The inherent limitations of claims data for comparative effectiveness research (CER) are not discussed here because they are at the very core of this methodological project. For all aims, researchers performed extensive sensitivity analyses to assess alternative explanations. The researchers did not collect supplemental data because they sought to assess Medicare claims data as they are typically applied in CER.

Findings

• Confounding by indication: The strength of the instruments and IVs varied considerably. The ability of the IVs and their different specifications to balance baseline covariates also varied markedly. The estimates of treatment effectiveness across the various IVs were also markedly different with substantial differences in the standard errors.
• Selection bias due to nonpersistence: Among “statin users,” 62.9% were moderate-potency users. Sixty-seven percent of moderate-potency users and 70% of high-potency users discontinued by the end of follow-up (median time to discontinuation approximately 110 days), and 9% of moderate-potency and 13% of high-potency users switched initial potencies. The intention-to-treat analysis indicated no benefit of high‑potency statins. The as-treated analysis suggested low-potency statins were more beneficial for some outcomes, although these findings were likely subject to selection bias. The time-varying, weighted approach addressing selection bias indicated that high-potency statin use was associated with decreased all-cause mortality (hazard ratio: 0.90 [0.84, 0.98]) but no other cardiovascular outcomes.
• Mortality as a competing risk: High- versus moderate‑potency statin use after myocardial infarction (MI) was associated with a slight decrease in the risk of all-cause mortality within one year (-6.8/1000; 95% CI: -15.4, 1.7) with a corresponding number needed to treat of 147 and a 6% relative reduction in mortality within one year (adjusted hazard ratio = 0.94, 95% CI: 0.86, 1.02).

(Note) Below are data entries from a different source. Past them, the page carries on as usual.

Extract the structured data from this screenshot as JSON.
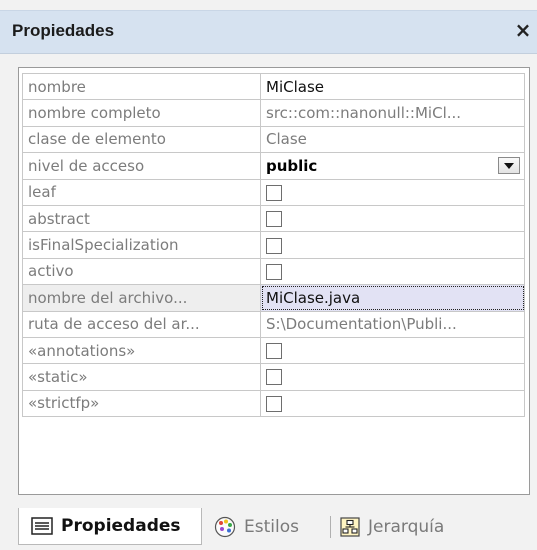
{
  "window": {
    "title": "Propiedades",
    "close_glyph": "×"
  },
  "properties": [
    {
      "name": "nombre",
      "value": "MiClase",
      "kind": "text",
      "style": "normal"
    },
    {
      "name": "nombre completo",
      "value": "src::com::nanonull::MiCl...",
      "kind": "text",
      "style": "muted"
    },
    {
      "name": "clase de elemento",
      "value": "Clase",
      "kind": "text",
      "style": "muted"
    },
    {
      "name": "nivel de acceso",
      "value": "public",
      "kind": "dropdown",
      "style": "strong"
    },
    {
      "name": "leaf",
      "checked": false,
      "kind": "checkbox"
    },
    {
      "name": "abstract",
      "checked": false,
      "kind": "checkbox"
    },
    {
      "name": "isFinalSpecialization",
      "checked": false,
      "kind": "checkbox"
    },
    {
      "name": "activo",
      "checked": false,
      "kind": "checkbox"
    },
    {
      "name": "nombre del archivo...",
      "value": "MiClase.java",
      "kind": "text",
      "style": "normal",
      "selected": true
    },
    {
      "name": "ruta de acceso del ar...",
      "value": "S:\\Documentation\\Publi...",
      "kind": "text",
      "style": "muted"
    },
    {
      "name": "«annotations»",
      "checked": false,
      "kind": "checkbox"
    },
    {
      "name": "«static»",
      "checked": false,
      "kind": "checkbox"
    },
    {
      "name": "«strictfp»",
      "checked": false,
      "kind": "checkbox"
    }
  ],
  "tabs": [
    {
      "label": "Propiedades",
      "icon": "properties-list-icon",
      "active": true
    },
    {
      "label": "Estilos",
      "icon": "palette-icon",
      "active": false
    },
    {
      "label": "Jerarquía",
      "icon": "hierarchy-icon",
      "active": false
    }
  ],
  "colors": {
    "title_bar": "#d6e2f0",
    "selected_value": "#e2e2f4",
    "label_gray": "#7c7c7c"
  }
}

This estimate is similar to that obtained in randomized trials among patients aged 65 or older.
• Heterogeneity of treatment effects: Alternative methods of assessing heterogeneous treatment effects (HTE) on the absolute scale identified different possible sources of HTE. Estimates of the expected risk difference based on the estimated baseline risks and assuming that the relative effect was homogeneous were more stable than subgroup‑specific analyses. Using this method, the researchers identified meaningful (50% difference from the overall population) HTE in the effect of high-potency statins on liver/kidney injury by race/ethnicity, diabetes at baseline, and history of statin use prior to the index MI.
• Mortality as a competing risk: Researchers established the utility of propensity score methods in competing risks analyses with multiple event types. Matching and weighting methods were shown to perform well numerically, yielding reduced bias relative to the standard analyses. Substantial gains were evident in analyses of statin effectiveness at the population level, where death and cardiovascular events are the competing risks. These gains were particularly strong in older populations, where healthy individuals are much more likely to receive treatment.

Limitations

All analytic strategies implemented rely on untestable assumptions. However, sensitivity analyses helped assess the effect of violations of these assumptions.

Conclusions

Results indicate that advanced study design and analytic methods of Medicare claims data can clarify the benefit of secondary prevention after AMI. Nonexperimental studies will continue to be a large part of the evidence base for clinical decision making, and developing and disseminating methods to increase the validity of nonexperimental studies is important.